8. Establishing and Maintaining a Respectful Workplace
a. Harassment because of a person’s race, color, religion, creed, sex, sexual orientation, national origin, ancestry, age, disability, marital status, or political ideology, or that of their relatives, friends, or associates is employment discrimination. Such harassment violates either city, state, or federal laws. The Department will not tolerate any form of harassment.
9. Completion of Reports, Evidence Processing, and other Official Actions
a. Employees shall give priority to the completion of General Offense or other official reports and/or processing a scene for evidence unless there are reasons that necessitate foregoing these investigative actions.
10. Criticism of Orders and Others
a. Employees shall not publicly criticize or ridicule (verbally or in writing) the Department, its policies, or other employees, other law enforcement agencies, or the criminal justice system or the police profession generally while on duty or in uniform where such expression is defamatory, obscene, unlawful, undermines the effectiveness of the Department, interferes with the maintenance of discipline, or is made with reckless disregard for truth.

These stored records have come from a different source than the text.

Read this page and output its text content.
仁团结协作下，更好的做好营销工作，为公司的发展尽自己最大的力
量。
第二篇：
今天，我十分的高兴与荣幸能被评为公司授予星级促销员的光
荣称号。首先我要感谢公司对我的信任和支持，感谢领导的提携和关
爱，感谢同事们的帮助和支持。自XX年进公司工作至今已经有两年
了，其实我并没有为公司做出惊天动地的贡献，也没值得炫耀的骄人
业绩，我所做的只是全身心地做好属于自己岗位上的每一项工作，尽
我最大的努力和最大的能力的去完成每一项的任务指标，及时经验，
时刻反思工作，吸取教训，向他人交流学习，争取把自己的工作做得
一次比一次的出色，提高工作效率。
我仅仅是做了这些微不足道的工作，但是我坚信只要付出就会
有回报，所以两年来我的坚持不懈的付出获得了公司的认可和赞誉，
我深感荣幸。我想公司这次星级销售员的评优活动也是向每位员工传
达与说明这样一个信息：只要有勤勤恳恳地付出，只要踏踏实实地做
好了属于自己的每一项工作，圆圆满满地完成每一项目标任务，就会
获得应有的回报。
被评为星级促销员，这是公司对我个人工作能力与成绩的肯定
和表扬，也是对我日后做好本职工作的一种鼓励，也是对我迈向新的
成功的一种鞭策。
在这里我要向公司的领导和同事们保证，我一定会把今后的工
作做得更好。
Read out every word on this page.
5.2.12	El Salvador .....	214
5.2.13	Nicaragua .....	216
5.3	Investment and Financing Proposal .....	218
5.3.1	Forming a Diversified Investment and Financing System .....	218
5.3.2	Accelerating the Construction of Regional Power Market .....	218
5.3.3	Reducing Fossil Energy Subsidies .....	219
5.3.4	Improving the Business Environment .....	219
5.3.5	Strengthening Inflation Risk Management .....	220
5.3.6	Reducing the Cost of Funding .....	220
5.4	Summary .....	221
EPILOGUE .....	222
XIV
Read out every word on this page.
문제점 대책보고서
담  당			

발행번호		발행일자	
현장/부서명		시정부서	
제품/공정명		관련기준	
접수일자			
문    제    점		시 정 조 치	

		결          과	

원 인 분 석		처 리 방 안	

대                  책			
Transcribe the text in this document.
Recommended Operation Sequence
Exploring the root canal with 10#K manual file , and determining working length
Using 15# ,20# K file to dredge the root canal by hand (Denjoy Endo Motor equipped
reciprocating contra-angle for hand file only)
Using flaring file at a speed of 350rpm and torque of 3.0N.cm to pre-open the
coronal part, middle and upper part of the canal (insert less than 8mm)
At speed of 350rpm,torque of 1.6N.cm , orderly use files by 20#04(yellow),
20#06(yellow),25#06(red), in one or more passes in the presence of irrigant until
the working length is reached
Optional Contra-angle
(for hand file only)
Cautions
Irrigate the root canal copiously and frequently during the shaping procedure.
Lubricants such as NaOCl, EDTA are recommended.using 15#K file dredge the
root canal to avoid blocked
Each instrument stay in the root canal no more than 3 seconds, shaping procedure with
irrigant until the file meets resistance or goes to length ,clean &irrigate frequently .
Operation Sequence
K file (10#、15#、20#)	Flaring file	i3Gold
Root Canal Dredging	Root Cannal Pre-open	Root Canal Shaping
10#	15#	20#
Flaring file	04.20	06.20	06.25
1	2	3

a. All employees share the responsibility of promoting accountability within the Department. Employees shall report any criminal violations of law or incidents of serious misconduct involving any employee performing Department duties that they witness in the manner directed in other sections of the SPD manual.
12. Secondary Employment
a. Employees holding the rank of sergeant and above shall not engage in law enforcement secondary employment that is coordinated, brokered, supervised or scheduled by an employee of lower rank in the supervisor’s direct chain of command.
13. Firearms Standards
a. On Duty
(1) Sworn employees must be armed with a Department-approved firearm and carry official SPD identification or be in uniform within the city.
(2) Exceptions to this requirement include certain assignments or instructions from the Department, attendance at certain training sessions wherein the carrying of a firearm is prohibited, and in certain areas such as jail/detention facilities, medical facilities, etc.
b. Off Duty
(1) When armed in the city or with their Department-approved firearm, sworn personnel must carry official identification while off duty and in plainclothes. Off-duty sworn personnel may choose whether or not to be armed.
VIII. Duty Status and Course and Scope Certification
A. The Chief of Police has final authority through the Charter of the City of Seattle to determine the on-duty status of any employee, and whether their actions are within the course and scope of their duties. Completion of overtime or other Department forms by employees does not establish the duty status of an employee of the Seattle Police Department.